Lansdown emptied his glass, gazed regretfully at it for a second, then sternly resisted the thought that had tempted him. “Excellent, all of them,” he agreed.

“And there are several more not far behind.”

“True, but let me ask you this: which one is really superior to all the others? Which is
the
Italian restaurant in London? I mean, which one stands head and shoulders above all the rest?”

“There isn't one,” I answered after the briefest reflection. “Not one that really stands out.”

“Exactly!” He thumped the table, just missing his gin and tonic. “That's the one we're going to open!”

He pointed to the salad. “Try this. Then tell me it's great.”

I tried it. It was. I told him. He was partway through his already. “I'm a fast eater. Always have been. Probably stems from my early days in the East End when if you didn't eat fast, someone would snatch it off your plate.”

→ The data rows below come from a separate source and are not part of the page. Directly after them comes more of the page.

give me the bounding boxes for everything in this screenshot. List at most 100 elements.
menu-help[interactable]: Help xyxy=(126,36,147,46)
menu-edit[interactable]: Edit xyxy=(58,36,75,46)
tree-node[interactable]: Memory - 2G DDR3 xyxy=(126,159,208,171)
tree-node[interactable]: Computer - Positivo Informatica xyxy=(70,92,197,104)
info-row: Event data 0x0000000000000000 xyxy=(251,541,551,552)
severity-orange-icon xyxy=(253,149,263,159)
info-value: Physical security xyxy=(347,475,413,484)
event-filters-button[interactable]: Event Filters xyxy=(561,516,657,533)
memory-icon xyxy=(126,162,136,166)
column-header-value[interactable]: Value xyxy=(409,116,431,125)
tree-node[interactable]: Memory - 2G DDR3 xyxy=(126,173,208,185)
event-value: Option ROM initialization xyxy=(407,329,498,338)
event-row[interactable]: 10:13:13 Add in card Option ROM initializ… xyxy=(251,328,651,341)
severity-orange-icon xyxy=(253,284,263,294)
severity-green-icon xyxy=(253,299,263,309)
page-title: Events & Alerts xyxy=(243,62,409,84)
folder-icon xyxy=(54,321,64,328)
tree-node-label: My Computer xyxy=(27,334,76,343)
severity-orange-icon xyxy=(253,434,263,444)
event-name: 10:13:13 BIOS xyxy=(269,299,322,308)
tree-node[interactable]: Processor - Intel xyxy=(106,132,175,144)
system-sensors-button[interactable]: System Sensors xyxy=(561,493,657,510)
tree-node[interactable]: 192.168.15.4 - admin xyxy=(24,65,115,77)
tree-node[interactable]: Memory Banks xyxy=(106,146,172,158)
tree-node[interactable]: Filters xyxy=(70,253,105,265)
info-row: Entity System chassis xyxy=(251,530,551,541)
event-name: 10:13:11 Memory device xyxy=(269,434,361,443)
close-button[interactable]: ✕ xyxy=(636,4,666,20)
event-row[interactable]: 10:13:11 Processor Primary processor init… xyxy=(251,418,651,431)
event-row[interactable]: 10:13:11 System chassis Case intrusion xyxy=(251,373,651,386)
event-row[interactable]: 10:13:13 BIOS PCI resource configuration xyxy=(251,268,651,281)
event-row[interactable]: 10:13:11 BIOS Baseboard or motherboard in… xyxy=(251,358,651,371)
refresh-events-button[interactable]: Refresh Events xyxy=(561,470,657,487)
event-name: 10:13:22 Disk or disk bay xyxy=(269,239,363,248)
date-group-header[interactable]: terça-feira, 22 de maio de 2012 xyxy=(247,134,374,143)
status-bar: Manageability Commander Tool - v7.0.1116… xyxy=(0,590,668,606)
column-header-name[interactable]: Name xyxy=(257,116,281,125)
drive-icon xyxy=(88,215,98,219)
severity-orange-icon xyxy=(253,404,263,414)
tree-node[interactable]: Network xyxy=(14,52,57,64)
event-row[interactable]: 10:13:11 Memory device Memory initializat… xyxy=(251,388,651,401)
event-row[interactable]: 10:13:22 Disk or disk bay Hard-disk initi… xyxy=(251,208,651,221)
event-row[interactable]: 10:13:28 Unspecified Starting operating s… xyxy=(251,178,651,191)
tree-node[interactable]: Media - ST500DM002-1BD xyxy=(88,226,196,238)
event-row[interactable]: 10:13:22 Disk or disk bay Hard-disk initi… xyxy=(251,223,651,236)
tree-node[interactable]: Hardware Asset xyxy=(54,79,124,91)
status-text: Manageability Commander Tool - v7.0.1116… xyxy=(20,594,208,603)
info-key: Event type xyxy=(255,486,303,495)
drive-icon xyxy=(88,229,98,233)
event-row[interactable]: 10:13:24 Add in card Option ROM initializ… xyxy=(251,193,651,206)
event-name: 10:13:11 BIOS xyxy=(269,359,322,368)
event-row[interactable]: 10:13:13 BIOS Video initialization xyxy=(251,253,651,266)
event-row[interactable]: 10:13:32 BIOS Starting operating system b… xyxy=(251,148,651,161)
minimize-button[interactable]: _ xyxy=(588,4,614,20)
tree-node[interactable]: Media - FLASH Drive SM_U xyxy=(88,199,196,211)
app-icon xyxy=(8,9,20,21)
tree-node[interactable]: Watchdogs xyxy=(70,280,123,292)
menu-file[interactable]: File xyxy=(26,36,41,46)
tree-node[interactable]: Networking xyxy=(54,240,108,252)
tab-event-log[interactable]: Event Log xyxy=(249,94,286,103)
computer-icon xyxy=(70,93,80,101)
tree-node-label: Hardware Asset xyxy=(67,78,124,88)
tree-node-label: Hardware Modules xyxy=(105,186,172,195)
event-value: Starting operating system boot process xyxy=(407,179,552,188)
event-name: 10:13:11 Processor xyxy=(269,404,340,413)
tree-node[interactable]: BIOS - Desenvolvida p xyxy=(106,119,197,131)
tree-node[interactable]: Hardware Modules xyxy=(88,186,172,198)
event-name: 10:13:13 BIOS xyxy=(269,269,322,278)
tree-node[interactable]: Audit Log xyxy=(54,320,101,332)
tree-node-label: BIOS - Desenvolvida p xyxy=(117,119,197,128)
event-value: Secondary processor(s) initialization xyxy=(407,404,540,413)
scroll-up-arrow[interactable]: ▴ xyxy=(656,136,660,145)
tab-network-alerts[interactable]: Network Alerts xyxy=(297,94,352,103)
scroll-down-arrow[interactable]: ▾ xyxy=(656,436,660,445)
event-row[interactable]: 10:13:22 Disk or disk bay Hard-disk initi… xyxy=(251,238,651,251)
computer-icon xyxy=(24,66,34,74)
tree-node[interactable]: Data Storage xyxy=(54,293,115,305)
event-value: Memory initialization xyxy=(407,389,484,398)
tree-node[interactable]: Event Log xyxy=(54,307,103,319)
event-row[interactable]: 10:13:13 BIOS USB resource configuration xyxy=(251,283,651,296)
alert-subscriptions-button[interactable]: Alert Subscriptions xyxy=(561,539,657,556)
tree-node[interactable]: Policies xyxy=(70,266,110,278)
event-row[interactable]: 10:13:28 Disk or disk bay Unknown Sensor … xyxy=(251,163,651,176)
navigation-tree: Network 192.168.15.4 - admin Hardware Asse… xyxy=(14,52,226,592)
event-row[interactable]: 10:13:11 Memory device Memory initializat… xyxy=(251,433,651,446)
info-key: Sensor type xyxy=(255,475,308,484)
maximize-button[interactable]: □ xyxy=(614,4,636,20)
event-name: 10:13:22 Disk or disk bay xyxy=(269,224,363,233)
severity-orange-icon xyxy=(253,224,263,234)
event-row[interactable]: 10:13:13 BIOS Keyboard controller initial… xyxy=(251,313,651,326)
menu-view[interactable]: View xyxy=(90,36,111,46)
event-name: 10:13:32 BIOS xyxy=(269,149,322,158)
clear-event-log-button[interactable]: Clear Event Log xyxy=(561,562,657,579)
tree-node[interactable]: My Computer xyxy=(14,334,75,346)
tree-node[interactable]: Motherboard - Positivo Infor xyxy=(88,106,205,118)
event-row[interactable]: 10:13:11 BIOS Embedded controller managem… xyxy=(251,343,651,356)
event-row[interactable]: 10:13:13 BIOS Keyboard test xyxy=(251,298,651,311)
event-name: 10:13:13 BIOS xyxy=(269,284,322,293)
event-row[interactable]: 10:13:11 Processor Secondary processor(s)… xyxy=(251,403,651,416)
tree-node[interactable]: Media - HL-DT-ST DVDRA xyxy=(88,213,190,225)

The waiter brought the wine, opened it and Lansdown tasted, nodding with approval. We held up the glasses, their glowing ruby-colored contents inviting us.

“Here's to the best Italian restaurant in London.”

“I'll drink to that,” said Lansdown and we did. “What do you think of it?” he asked.

I took another, more analytical sip and considered. “Rich and well rounded,” I said. “It has a great texture and the tannin conies in strong a little later, and I like that long, lingering finish. Too many red wines today cut off short.”

“Couldn't have put it better myself,” he said and this time his accent came through without any camouflage at all. “They tell me they use a special process for making Amarone of this quality,” he added.

There was something in his tone that made me suspect he knew quite well what it was. If so, this was his way of making sure that I was sufficiently well informed to undertake this mission and earn the steep fee I intended to charge him. It was an appropriate moment to convince him he was making the right choice.

“Yes, they call it
‘appassimento.'
It's used only for Amarone. The grapes are left to dry on racks in a well-ventilated room for up to three months after harvesting. This concentrates the sugar and adds flavor. That plus a long fermentation raises the alcohol content higher than most. A good one like this has fifteen to eighteen percent alcohol—nearly half as much again as a typical red wine.”

He nodded, apparently satisfied with my answer, drank some more, and nodded again.

“Now you're going to ask me where you come in.”